FRIDAY, March 8, 2024 (HealthDay News) — For patients with previously untreated locally advanced or metastatic urothelial carcinoma, enfortumab vedotin and pembrolizumab yield significantly better survival than chemotherapy, according to a study published in the March 7 issue of the New England Journal of Medicine.
Thomas Powles, M.D., from Queen Mary University of London, and colleagues conducted a phase 3, randomized trial to compare the efficacy and safety of enfortumab vedotin and pembrolizumab with platinum-based chemotherapy among patients with previously untreated locally advanced or metastatic urothelial carcinoma. A total of 886 patients were randomly assigned to receive three-week cycles of enfortumab vedotin and pembrolizumab (442 patients) or gemcitabine and either cisplatin or carboplatin (chemotherapy group; 444 patients).

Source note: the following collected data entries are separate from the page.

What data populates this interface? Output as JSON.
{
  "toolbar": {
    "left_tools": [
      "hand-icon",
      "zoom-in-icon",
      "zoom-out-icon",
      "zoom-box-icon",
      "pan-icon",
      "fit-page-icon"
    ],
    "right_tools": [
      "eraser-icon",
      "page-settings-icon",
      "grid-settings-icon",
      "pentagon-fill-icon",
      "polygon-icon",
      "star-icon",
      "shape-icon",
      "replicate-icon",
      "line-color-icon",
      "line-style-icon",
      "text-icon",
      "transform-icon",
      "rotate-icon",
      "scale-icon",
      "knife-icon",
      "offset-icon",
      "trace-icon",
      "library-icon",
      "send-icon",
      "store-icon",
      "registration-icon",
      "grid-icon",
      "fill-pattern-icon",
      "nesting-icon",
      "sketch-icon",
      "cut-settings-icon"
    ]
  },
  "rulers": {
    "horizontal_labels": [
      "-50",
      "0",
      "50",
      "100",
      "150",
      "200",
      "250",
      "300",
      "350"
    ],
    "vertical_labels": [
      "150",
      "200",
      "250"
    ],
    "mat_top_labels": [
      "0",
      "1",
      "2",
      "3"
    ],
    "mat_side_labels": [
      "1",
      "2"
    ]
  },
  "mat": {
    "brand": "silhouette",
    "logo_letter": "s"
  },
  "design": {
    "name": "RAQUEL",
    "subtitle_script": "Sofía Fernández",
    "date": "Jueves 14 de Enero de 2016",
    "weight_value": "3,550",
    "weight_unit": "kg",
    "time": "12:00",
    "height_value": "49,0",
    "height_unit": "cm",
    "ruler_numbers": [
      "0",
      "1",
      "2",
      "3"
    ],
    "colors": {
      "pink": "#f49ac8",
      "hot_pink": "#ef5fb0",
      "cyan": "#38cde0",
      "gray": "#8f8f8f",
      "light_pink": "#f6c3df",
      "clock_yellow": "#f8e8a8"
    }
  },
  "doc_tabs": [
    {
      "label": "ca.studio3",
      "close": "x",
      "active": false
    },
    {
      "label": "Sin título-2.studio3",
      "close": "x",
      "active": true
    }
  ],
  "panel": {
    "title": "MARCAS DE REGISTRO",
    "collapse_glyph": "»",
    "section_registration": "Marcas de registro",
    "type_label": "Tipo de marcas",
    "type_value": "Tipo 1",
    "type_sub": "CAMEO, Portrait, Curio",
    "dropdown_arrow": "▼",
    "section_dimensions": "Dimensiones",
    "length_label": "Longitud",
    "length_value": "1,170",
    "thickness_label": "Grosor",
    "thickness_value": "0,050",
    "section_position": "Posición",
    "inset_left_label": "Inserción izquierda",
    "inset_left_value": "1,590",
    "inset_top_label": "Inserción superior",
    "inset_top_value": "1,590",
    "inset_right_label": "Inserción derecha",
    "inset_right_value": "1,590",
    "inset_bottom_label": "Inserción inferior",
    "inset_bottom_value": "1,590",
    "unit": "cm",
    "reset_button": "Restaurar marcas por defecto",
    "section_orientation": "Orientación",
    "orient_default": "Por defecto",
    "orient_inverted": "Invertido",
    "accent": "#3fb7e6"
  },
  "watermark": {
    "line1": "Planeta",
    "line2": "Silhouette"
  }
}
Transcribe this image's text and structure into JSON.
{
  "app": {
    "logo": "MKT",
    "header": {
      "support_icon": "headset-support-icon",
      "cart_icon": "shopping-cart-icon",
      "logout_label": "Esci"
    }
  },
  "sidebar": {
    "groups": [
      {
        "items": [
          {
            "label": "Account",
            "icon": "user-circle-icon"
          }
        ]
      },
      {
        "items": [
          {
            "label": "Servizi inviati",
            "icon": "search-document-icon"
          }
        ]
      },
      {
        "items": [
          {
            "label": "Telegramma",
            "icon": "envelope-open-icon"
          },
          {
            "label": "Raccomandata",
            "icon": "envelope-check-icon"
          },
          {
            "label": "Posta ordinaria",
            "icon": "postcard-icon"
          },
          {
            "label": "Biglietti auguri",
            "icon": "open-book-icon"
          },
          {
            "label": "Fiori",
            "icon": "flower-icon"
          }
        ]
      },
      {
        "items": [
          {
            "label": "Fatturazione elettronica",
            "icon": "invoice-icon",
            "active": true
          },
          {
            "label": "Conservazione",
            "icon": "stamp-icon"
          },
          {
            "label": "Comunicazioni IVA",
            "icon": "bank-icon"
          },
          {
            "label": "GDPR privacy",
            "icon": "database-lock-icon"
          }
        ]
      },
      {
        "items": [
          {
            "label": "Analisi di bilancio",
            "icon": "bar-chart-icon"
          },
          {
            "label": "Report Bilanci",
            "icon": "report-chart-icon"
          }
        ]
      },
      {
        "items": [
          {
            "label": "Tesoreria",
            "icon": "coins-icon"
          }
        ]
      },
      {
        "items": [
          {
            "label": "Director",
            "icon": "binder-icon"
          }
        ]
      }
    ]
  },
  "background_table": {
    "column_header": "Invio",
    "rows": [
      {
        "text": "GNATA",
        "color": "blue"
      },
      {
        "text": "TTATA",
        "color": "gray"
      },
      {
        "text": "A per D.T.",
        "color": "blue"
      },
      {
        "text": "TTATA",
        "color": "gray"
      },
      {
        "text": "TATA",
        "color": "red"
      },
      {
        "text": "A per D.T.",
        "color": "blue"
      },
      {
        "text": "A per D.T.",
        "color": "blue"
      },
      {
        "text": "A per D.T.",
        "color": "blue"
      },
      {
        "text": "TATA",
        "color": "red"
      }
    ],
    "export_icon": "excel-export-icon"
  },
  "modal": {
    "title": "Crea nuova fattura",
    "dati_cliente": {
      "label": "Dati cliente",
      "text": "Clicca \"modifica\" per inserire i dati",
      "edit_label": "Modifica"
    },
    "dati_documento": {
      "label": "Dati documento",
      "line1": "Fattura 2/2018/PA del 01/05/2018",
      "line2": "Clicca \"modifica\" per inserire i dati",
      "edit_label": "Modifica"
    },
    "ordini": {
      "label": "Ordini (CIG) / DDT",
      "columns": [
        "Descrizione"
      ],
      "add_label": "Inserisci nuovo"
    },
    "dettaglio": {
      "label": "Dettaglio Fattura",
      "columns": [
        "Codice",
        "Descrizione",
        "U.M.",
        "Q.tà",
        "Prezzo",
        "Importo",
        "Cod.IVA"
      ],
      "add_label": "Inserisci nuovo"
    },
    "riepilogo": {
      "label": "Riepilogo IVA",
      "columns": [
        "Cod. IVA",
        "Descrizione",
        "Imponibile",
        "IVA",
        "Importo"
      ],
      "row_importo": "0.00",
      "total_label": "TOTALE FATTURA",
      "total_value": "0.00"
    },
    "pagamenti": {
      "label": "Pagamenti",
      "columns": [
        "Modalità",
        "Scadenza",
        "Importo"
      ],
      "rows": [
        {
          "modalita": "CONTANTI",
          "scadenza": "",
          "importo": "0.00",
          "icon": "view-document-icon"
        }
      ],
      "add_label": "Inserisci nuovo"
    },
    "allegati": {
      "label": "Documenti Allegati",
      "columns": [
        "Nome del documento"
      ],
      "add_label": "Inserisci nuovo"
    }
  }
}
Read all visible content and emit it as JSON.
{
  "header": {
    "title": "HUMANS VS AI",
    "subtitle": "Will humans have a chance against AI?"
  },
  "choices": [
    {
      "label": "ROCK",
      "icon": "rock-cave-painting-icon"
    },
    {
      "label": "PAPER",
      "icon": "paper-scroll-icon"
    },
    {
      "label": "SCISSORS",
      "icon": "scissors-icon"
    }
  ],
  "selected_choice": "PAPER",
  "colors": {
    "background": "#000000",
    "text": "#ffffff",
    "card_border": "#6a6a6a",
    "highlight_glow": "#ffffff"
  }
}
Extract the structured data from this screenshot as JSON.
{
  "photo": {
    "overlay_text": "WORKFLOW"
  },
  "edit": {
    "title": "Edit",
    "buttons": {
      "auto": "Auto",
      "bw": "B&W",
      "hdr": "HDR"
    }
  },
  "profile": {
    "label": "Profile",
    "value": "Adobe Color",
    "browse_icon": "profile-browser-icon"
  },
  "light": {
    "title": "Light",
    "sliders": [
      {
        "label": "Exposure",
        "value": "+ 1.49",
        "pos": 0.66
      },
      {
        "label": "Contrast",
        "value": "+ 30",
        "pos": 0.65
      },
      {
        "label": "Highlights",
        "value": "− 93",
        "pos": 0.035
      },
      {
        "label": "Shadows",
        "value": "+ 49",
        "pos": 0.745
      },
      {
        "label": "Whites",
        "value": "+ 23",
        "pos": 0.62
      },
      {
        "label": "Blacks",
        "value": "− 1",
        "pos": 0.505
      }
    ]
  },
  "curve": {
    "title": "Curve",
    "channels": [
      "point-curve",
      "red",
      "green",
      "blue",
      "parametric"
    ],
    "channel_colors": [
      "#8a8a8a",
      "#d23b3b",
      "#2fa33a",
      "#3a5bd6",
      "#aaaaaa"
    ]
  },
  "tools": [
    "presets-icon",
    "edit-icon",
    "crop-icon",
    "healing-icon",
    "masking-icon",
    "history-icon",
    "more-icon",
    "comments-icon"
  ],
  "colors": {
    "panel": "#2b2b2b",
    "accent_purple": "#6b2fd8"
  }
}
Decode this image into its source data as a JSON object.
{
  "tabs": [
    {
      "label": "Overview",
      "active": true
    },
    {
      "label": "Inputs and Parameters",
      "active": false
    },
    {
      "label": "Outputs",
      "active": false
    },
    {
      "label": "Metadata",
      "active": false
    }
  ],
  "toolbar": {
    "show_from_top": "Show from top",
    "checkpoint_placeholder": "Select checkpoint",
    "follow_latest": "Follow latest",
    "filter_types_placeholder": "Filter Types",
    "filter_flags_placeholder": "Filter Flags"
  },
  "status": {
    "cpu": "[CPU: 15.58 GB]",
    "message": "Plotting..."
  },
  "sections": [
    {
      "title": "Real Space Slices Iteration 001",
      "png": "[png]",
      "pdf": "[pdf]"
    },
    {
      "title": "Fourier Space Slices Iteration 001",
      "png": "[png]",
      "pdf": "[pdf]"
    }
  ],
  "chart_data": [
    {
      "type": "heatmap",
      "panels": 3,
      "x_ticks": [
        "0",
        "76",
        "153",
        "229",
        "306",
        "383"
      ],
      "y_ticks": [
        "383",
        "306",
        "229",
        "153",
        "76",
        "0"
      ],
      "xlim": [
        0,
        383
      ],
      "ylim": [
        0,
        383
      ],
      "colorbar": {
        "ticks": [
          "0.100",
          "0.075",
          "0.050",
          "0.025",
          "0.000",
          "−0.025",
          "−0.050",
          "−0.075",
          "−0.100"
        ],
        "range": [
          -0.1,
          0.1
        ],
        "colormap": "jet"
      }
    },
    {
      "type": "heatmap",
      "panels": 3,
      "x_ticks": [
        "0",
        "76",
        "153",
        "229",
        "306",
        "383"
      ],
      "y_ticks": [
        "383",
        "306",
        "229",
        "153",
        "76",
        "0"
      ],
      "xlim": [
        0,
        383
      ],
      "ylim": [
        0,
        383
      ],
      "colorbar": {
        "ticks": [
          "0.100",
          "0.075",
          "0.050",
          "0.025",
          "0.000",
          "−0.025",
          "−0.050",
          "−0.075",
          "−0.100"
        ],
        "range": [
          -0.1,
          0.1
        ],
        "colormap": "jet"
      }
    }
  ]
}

The median duration of follow-up for survival was 17.2 months as of Aug. 8, 2023. The researchers found that the enfortumab vedotin-pembrolizumab group had significantly longer progression-free survival than the chemotherapy group (median, 12.5 versus 6.3 months; hazard ratio for disease progression or death, 0.45), as well as longer overall survival (median, 31.5 versus 16.1 months; hazard ratio for death, 0.47). Treatment-related adverse events of grade 3 or higher occurred in 55.9 and 69.5 percent of patients in the enfortumab vedotin-pembrolizumab and chemotherapy groups, respectively.
“This trial showed a significant survival benefit of enfortumab vedotin and pembrolizumab as compared with chemotherapy in patients with previously untreated locally advanced or metastatic urothelial carcinoma,” the authors write.
The study was funded by Astellas and Seagen, the manufacturers of enfortumab, and Merck, the manufacturer of pembrolizumab.